A FIDELIDADE CONSTITUCIONAL
Adriano Moreira - professor universitárioFonteUma das referências matriciais da criação dos Estados Unidos foi seguramente o êxito da fidelidade constitucional assumida por todos os Estados e respectivos cidadãos, independentemente das diferenças de cada um deles na relação histórica com a Inglaterra, e das sociedades civis respectivas.
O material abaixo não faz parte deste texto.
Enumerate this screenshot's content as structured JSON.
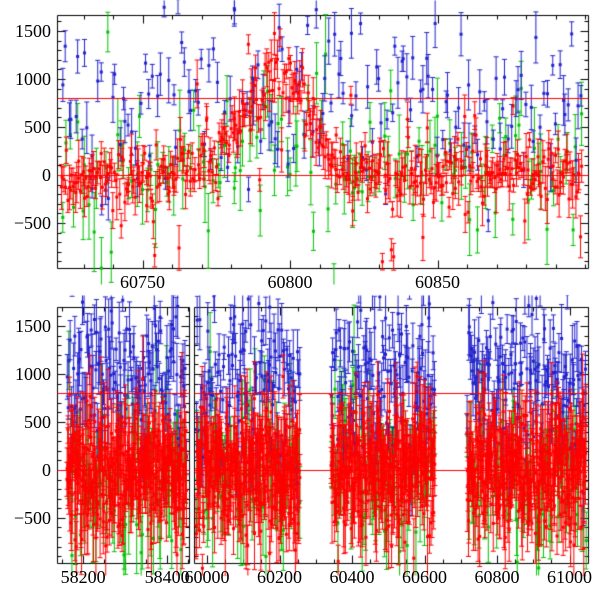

É certo que a exclusão de variadas camadas da população do exercício dos direitos políticos, incluindo nativos e escravos, continha o risco de aquele princípio de solidariedade ser substituído pela força: todavia, como viria a verificar-se, a vontade de viver em comum, adoptando um projecto de futuro comum, que aquela valoração constitucional definia, demonstrou-se suficientemente forte para ultrapassar as divergências, algumas severas, de percurso.
Também foi possível adoptar, pelo Estado laico, uma referência à transcendência, que nunca deixou de ser invocada e reverenciada no cerimonial e acção da República.
O notável Alexis de Tocqueville, cuja análise da democracia na América ficou como referência indispensável para avaliar a longa e acidentada marcha do país, evidenciou a relação da religião com a República, afirmando que "a religião é portanto mais necessária na República que eles (laicos franceses) preconizam do que na monarquia que atacam, e mais necessária nas repúblicas democráticas do que nas outras".
Acontece agora que o mais severo ataque aos EUA, e ao Ocidente em geral, mobiliza fanáticos decididos à salvação pelo sacrifício da vida, mas sacrificando o maior número possível de inocentes, invocando valores religiosos recolhidos em leituras abusivas dos livros santos. Neste trajecto de destruição, em que os EUA envolveram o seu poder e a sua autoridade no desgaste de uma guerra imprudente e infundamentada em território muçulmano, a evidência parece ser que o conceito de Tocqueville ganhou uma abrangência que ultrapassa largamente os então invocados fundamentalismos republicanos, os regimes democráticos, e todos os outros, para ser um elemento fundamental na redefinição da governança mundial e recuperação da paz do mundo.
Num livro intitulado La Republique, les Religions, l'Esperance (2004), Nicolas Sarkosy, então ainda não em funções presidenciais, ocupa-se desta questão que, sendo do maior relevo na França, onde o povo muçulmano já representa a segunda religião do país, justamente procura resolver pela consolidada lealdade constitucional, abrindo caminho à recuperada paz interna, à consolidação da sociedade civil, e sempre à manutenção do essencial da identidade francesa.
Trata-se de uma meditação que se mostra ter sido demorada e tendo em vista uma assumida prudência governativa para enfrentar o pluralismo, que não é apenas o da presença das grandes religiões que envolvem crentes iguais na cidadania, também se trata de imigrantes com diferente espiritualidade e igual vocação de a virem a assumir, mais as derivas sem definição, e as novas religiosidades. É da experiência que os poderes políticos não poderão conseguir os melhores resultados se os líderes religiosos não cooperarem para conciliar as diferenças internas e a compreensão e respeito mútuos entre as religiosidades diferentes, sem o que não se recupera a sociedade civil de confiança há muitos anos objecto das advertências de Peyrefitte. Mas também talvez não possa ser omitido que este pluralismo interno, que desafia a paz civil e a vigência da sociedade de confiança, tem relação estrutural com o tema mundial do encontro de culturas que desafia os conceitos da ONU, e que vai sendo pontuado com manifestações de violência armada.
O que, entre mais inquietações e exigências, levanta a questão de saber se as preocupações francesas e europeias, orientadas pelos valores do respeito mútuo e da tolerância, não requerem uma directiva cultural de reciprocidade em todas as áreas culturais, as quais permanecem fundamentalistas na estrutura dos respectivos Estados, mas exigem a liberdade de expressão, respeito e tolerância, nos territórios e povos para onde se dirige toda a sua vasta diáspora.